The problem I see a lot with Agile is that people over-focus on functional requirements in the form of user stories. Which in your case would be statements like “X should do…”

	▲	hgomersall 6 minutes ago \| parent [-]
		I don't necessarily disagree, but can you give an example of a non functional requirement that influences the design?

▲ spacecadet 4 hours ago | parent | prev [-]

Same. I fancy myself a decent technical communicator and architect. I write specs which consists of giant lists of acceptance criteria, on my phone, laying in bed...

Kick that over to some agents to bash on, check in and review here and there, maybe a little mix of vibe and careful corrections by me, and it's done!

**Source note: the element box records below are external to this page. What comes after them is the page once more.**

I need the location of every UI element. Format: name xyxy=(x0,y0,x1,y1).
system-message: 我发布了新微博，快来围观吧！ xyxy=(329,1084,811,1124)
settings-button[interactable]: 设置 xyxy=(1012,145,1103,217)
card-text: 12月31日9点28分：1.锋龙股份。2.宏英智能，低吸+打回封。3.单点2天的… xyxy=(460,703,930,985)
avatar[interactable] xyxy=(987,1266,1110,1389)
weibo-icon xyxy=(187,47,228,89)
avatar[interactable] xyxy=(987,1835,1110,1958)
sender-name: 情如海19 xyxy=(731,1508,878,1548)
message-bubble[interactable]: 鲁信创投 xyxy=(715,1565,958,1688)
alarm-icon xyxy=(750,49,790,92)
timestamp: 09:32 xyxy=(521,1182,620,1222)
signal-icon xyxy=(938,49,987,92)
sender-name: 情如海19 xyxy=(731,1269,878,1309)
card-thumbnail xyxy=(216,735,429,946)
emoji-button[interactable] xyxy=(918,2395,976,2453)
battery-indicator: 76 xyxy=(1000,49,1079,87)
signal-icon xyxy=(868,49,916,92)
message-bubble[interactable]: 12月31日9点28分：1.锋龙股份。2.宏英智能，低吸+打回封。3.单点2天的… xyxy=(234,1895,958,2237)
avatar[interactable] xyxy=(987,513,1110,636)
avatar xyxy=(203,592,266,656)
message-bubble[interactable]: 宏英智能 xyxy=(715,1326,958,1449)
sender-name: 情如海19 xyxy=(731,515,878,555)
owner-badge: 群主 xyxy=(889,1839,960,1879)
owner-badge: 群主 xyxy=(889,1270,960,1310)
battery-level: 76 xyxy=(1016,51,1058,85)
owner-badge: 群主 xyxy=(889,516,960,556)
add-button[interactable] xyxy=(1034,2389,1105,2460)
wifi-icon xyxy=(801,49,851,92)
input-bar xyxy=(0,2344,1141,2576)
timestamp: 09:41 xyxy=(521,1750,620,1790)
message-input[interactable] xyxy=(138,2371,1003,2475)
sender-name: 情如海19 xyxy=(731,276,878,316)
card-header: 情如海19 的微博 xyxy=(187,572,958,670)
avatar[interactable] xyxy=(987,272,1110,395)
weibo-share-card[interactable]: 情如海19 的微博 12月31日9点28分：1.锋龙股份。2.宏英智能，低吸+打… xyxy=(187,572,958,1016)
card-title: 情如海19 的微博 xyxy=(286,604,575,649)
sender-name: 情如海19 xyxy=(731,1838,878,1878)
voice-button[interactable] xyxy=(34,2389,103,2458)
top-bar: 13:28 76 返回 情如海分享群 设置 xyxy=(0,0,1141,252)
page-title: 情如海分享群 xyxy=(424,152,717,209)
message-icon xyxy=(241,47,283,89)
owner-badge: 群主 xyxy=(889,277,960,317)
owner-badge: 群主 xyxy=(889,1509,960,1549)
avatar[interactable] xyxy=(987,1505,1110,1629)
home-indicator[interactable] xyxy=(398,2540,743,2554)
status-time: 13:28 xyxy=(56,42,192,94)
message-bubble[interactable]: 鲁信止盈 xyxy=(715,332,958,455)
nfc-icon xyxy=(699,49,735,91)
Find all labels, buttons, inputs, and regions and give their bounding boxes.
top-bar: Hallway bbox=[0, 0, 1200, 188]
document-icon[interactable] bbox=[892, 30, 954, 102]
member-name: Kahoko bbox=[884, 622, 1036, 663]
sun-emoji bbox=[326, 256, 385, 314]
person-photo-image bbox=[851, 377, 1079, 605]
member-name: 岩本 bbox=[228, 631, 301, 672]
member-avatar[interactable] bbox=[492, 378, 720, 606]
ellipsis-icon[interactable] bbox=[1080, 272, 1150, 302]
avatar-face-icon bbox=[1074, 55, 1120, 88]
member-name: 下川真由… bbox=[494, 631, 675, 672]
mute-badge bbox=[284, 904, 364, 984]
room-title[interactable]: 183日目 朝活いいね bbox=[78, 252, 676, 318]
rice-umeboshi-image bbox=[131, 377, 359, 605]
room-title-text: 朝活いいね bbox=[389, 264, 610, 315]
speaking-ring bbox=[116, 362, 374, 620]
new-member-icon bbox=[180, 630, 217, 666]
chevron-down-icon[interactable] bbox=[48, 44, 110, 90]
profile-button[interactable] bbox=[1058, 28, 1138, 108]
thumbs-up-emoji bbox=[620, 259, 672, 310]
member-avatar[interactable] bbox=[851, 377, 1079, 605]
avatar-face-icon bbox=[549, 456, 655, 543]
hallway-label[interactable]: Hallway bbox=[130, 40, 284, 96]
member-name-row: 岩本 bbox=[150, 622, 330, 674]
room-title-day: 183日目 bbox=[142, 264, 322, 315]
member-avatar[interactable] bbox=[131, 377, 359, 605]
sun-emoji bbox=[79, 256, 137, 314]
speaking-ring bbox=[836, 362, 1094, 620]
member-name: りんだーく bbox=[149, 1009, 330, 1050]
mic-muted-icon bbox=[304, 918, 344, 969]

Usually in less time, but! any time an agent is working on work shit, Im working on my race car... so its a win win win to me. Im still using my brain, no longer slogging through awful "human centered" programming languages, more time my hobbies.

Isn't that the dream?

Now, to crack this research around generative gibber-lang programming... 90% of our generative code problems are related to the programming languages themselves. Intended for humans, optimized for human interaction, speed, and parsing. Let the AIs design, speak, write, and run the code. All I care about is that the program passes my tests and does what I intended. I do not care if it has indents, or other stupid dogmatic aspects of what makes one language equally usable to any other, but no "my programming language is better!", who cares. Loving this era.